In Los Angeles she was an officer of the Ebell Club, the founder and first president of the Philanthropy and Civics Club (beginning in 1919), and the president of the Los Angeles chapter of the National Council of Jewish Women (from 1924 to 1930). She developed a successful career of buying and improving property in the growing city, and funded the building of clubhouses for several of philanthropic organizations.
She established the first Girl Scout Council in Los Angeles, and was its first commissioner. She began and funded the Lillian Burkhart Fund, which supported college scholarships for disadvantaged students.

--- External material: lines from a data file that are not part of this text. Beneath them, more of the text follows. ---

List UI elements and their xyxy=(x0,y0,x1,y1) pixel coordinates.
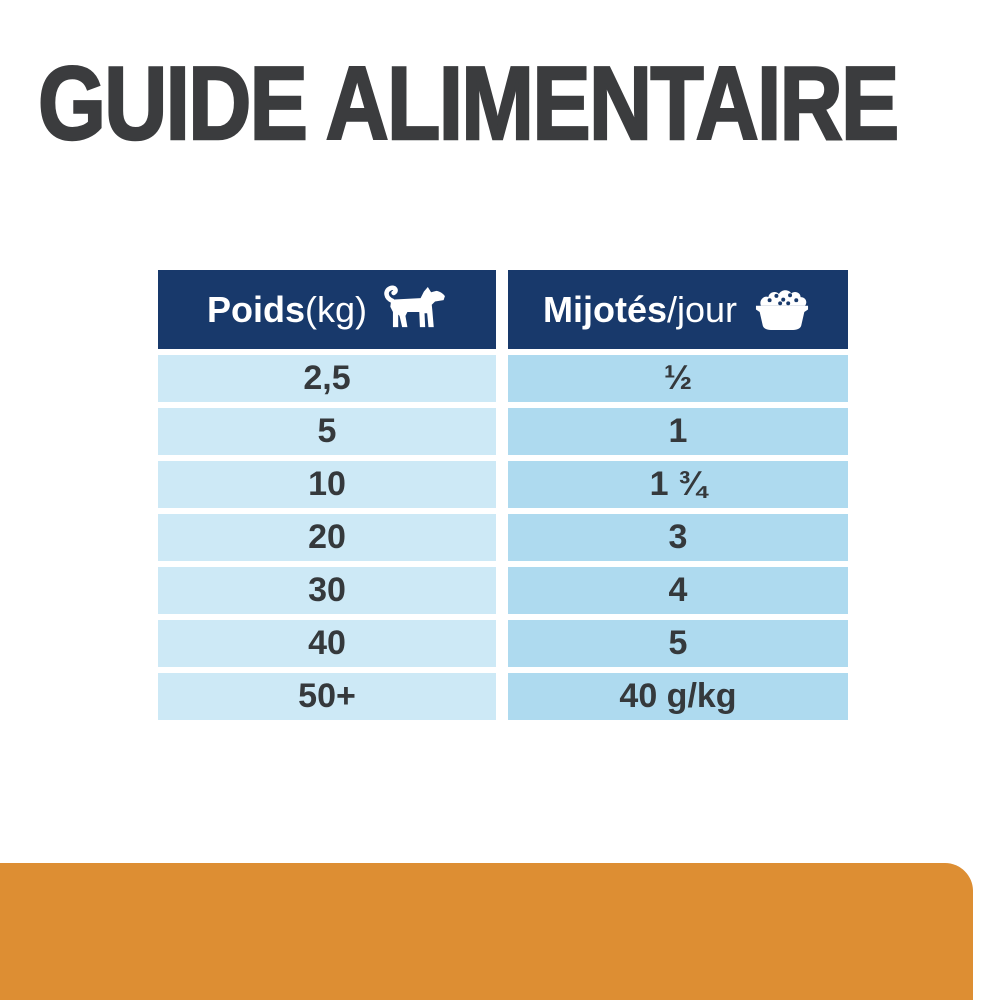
feeding-table: Poids (kg) Mijotés/jour xyxy=(158,270,848,720)
weight-header-label: Poids xyxy=(206,288,305,330)
amount-cell: 1 ¾ xyxy=(508,461,848,508)
weight-cell: 30 xyxy=(158,567,496,614)
table-row: 5 1 xyxy=(158,408,848,455)
table-header-row: Poids (kg) Mijotés/jour xyxy=(158,270,848,349)
weight-header-unit: (kg) xyxy=(305,288,367,330)
weight-cell: 20 xyxy=(158,514,496,561)
weight-cell: 2,5 xyxy=(158,355,496,402)
weight-cell: 10 xyxy=(158,461,496,508)
food-bowl-icon xyxy=(755,290,809,330)
table-row: 30 4 xyxy=(158,567,848,614)
column-header-weight: Poids (kg) xyxy=(158,270,496,349)
amount-header-unit: /jour xyxy=(666,288,738,330)
weight-cell: 50+ xyxy=(158,673,496,720)
dog-icon xyxy=(384,285,445,327)
column-header-amount: Mijotés/jour xyxy=(508,270,848,349)
amount-header-label: Mijotés xyxy=(542,288,667,330)
orange-footer-band xyxy=(0,863,973,1000)
amount-cell: 3 xyxy=(508,514,848,561)
amount-cell: 40 g/kg xyxy=(508,673,848,720)
table-row: 50+ 40 g/kg xyxy=(158,673,848,720)
table-row: 2,5 ½ xyxy=(158,355,848,402)
amount-cell: 4 xyxy=(508,567,848,614)
weight-cell: 40 xyxy=(158,620,496,667)
amount-cell: ½ xyxy=(508,355,848,402)
weight-cell: 5 xyxy=(158,408,496,455)
amount-cell: 5 xyxy=(508,620,848,667)
table-row: 40 5 xyxy=(158,620,848,667)
table-rows: 2,5 ½ 5 1 10 1 ¾ 20 3 30 4 40 5 50+ 40 g… xyxy=(158,355,848,720)
table-row: 20 3 xyxy=(158,514,848,561)
page-title: GUIDE ALIMENTAIRE xyxy=(37,46,900,162)
table-row: 10 1 ¾ xyxy=(158,461,848,508)
amount-cell: 1 xyxy=(508,408,848,455)
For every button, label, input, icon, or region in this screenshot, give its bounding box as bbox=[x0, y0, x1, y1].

Lillian Burkhart Goldsmith lectured against prohibition. She was monitored and questioned by the U. S. Justice Department during World War I, because her mother was German and because she gave a lecture, "What the World is Thinking and Feeling", which was perceived as possibly influencing clubwomen against the American war effort.

==Personal life==
Lillian Burkhart was married to a fellow vaudeville performer, Charles Dickson, in 1891; the couple appeared in shows together. She married George Goldsmith in 1903. They had a daughter, Rosalie Faith Goldsmith, born in 1904. Lillian was widowed in 1928, and died in 1958, aged 87 years.